Mme Laurence Cohen interroge M. le ministre délégué auprès du ministre de l'économie et des finances, chargé du budget sur les annonces faites, en novembre 2012, par le Premier ministre, proposant une hausse de la taxe sur la valeur ajoutée (TVA) devant figurer dans le projet de loi de finances pour 2014.

Cette hausse concernerait, notamment, les transports publics, passant de 7 à 10 %, et constituerait un quasi-doublement de la taxe en deux ans, après la hausse de 2011.

Le Groupement des autorités responsables de transport (GART), qui représente les élus et élues en charge des transports en commun, de même que la Fédération nationale des associations d'usagers des transports (FNAUT) qui représente les usagers, s'inquiètent fortement de cette décision.

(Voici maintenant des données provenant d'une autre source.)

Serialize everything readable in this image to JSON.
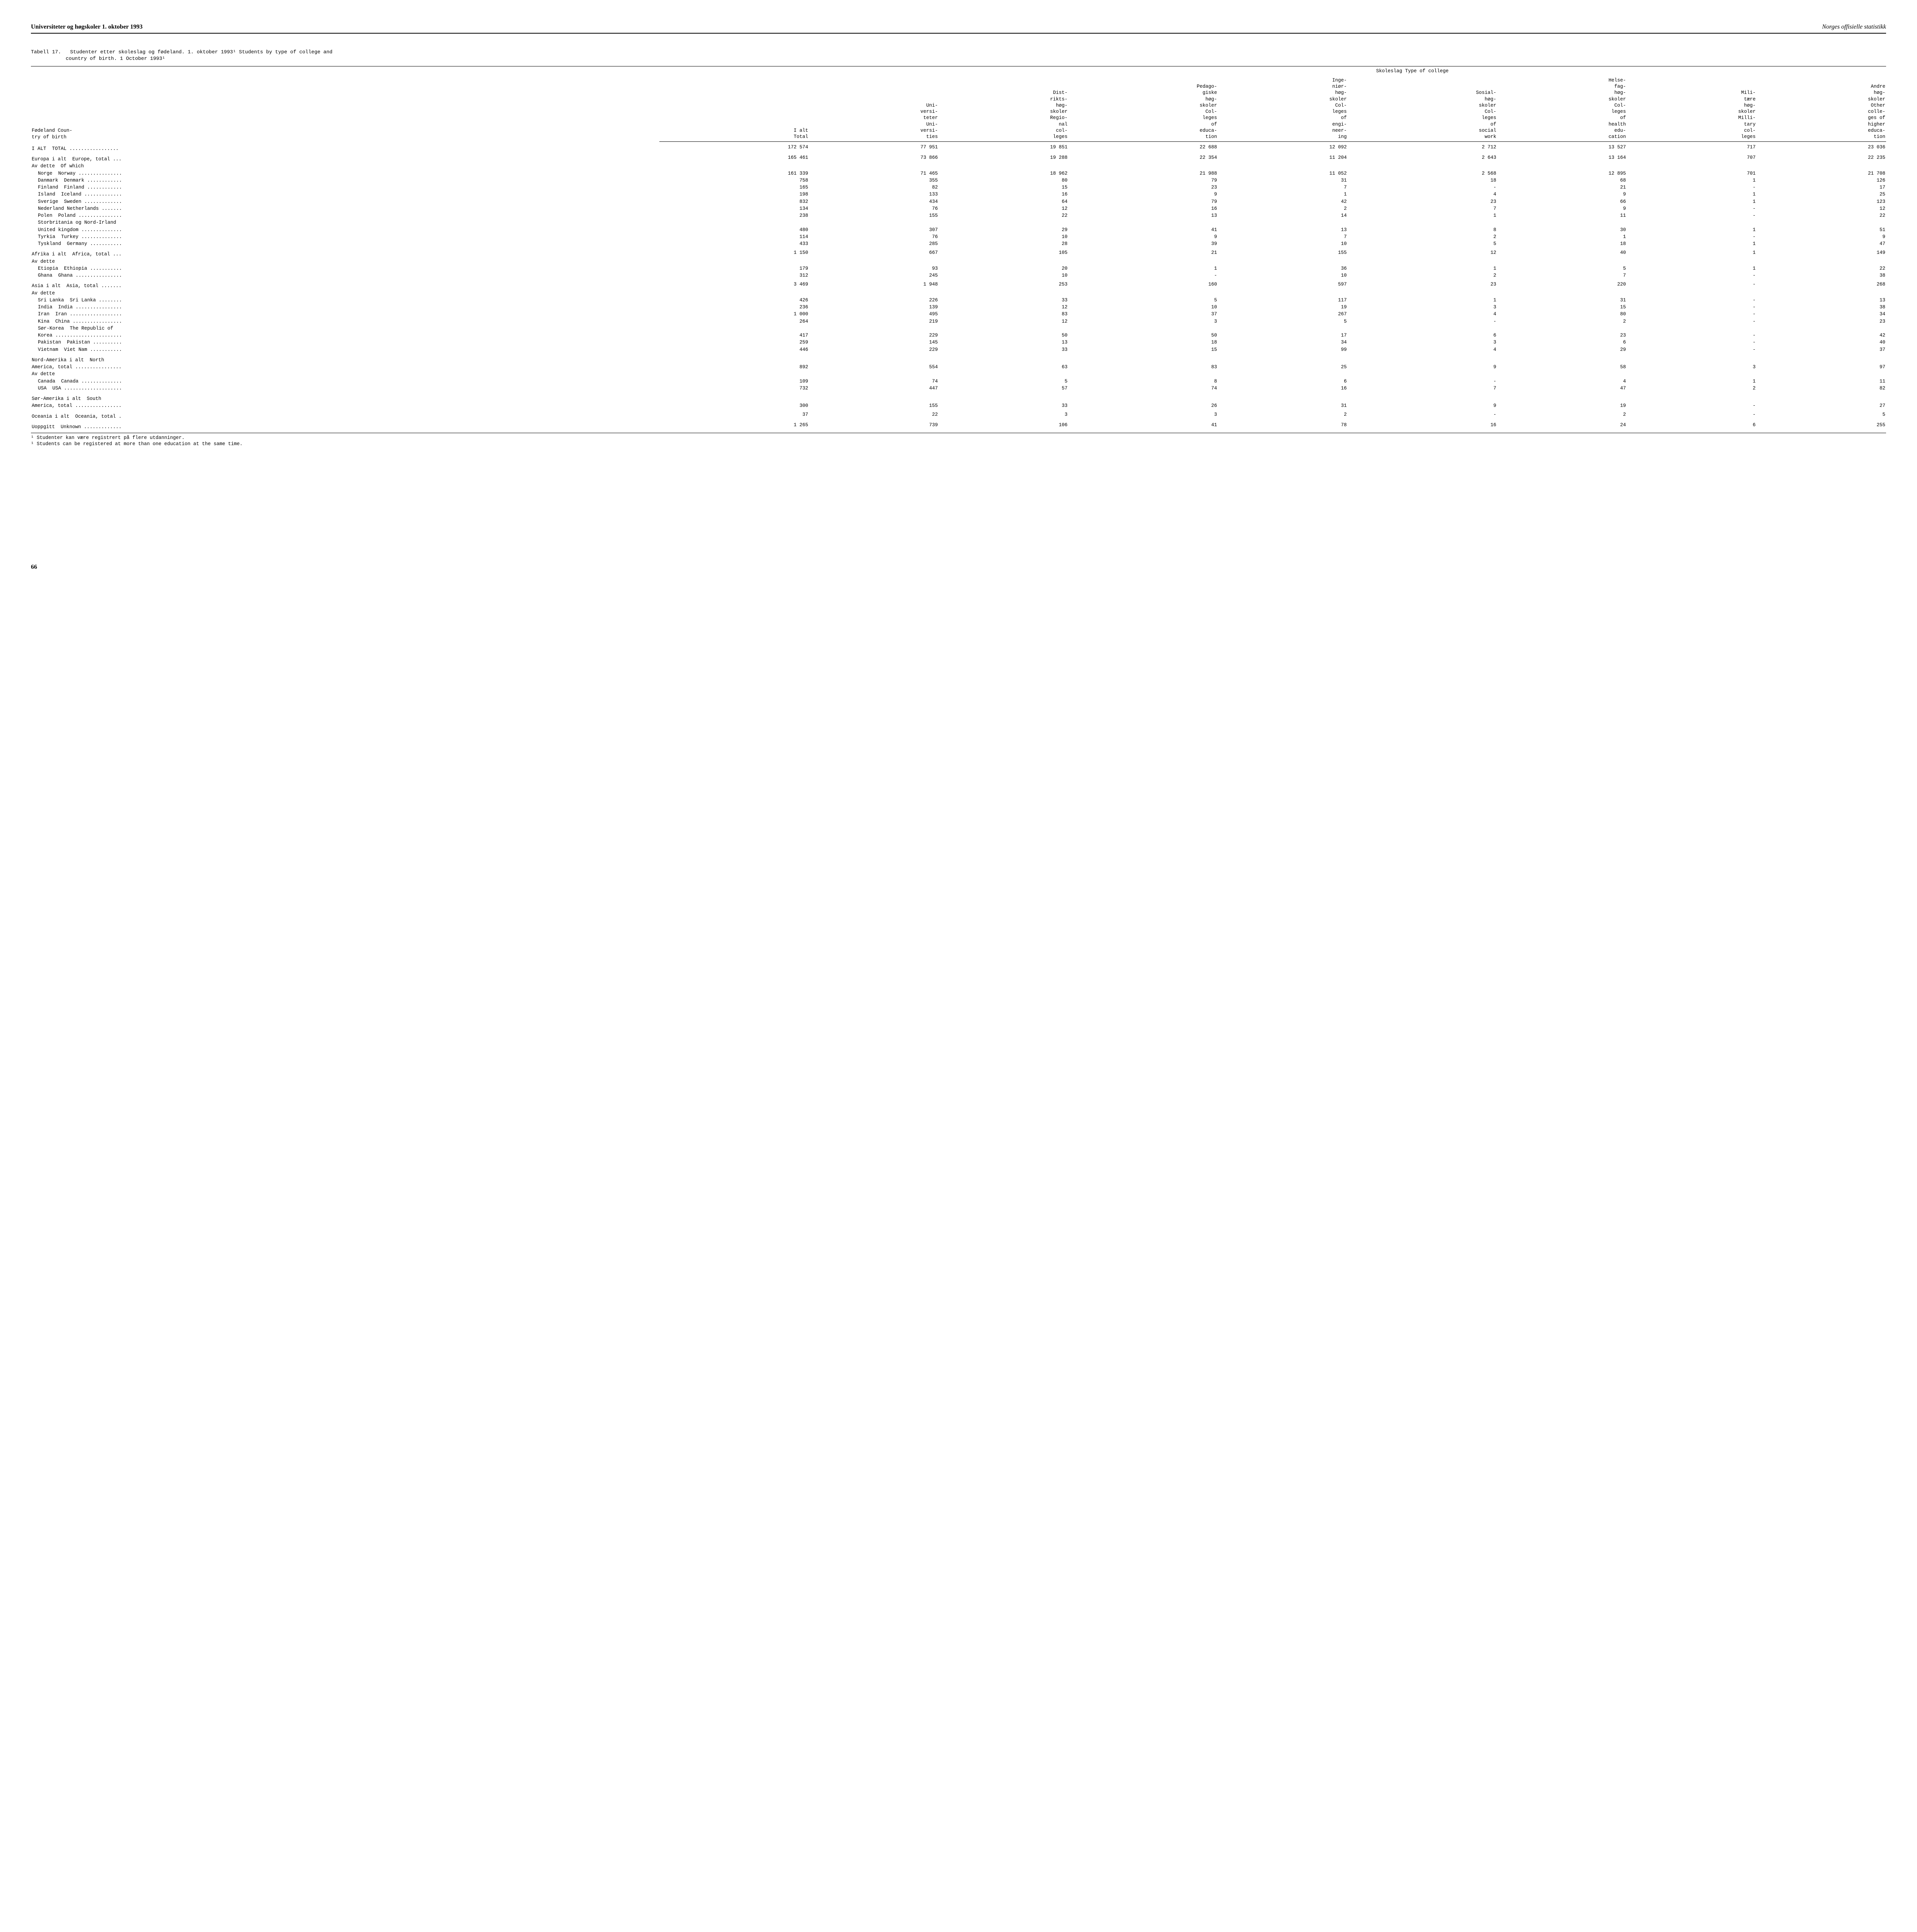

En Île-de-France, par exemple, cela représente, environ, une somme de 100 millions d'euros qui vont impacter les finances du Syndicat des transports d'Île-de-France (STIF), qui devra répercuter cette hausse, soit par une augmentation du prix des tickets, soit par une diminution des projets de renforts d'offre de bus.

Quoiqu'il en soit, ce sont donc, une nouvelle fois, les usagers qui vont être pénalisés, dans un contexte de crise économique et de pouvoir d'achat « en berne ». À ceci s'ajoute l'impératif écologique qui appelle à un recours massif aux transports en commun. Une telle décision fiscale risque donc de produire l'effet inverse ou, tout au moins, avoir un effet fortement dissuasif.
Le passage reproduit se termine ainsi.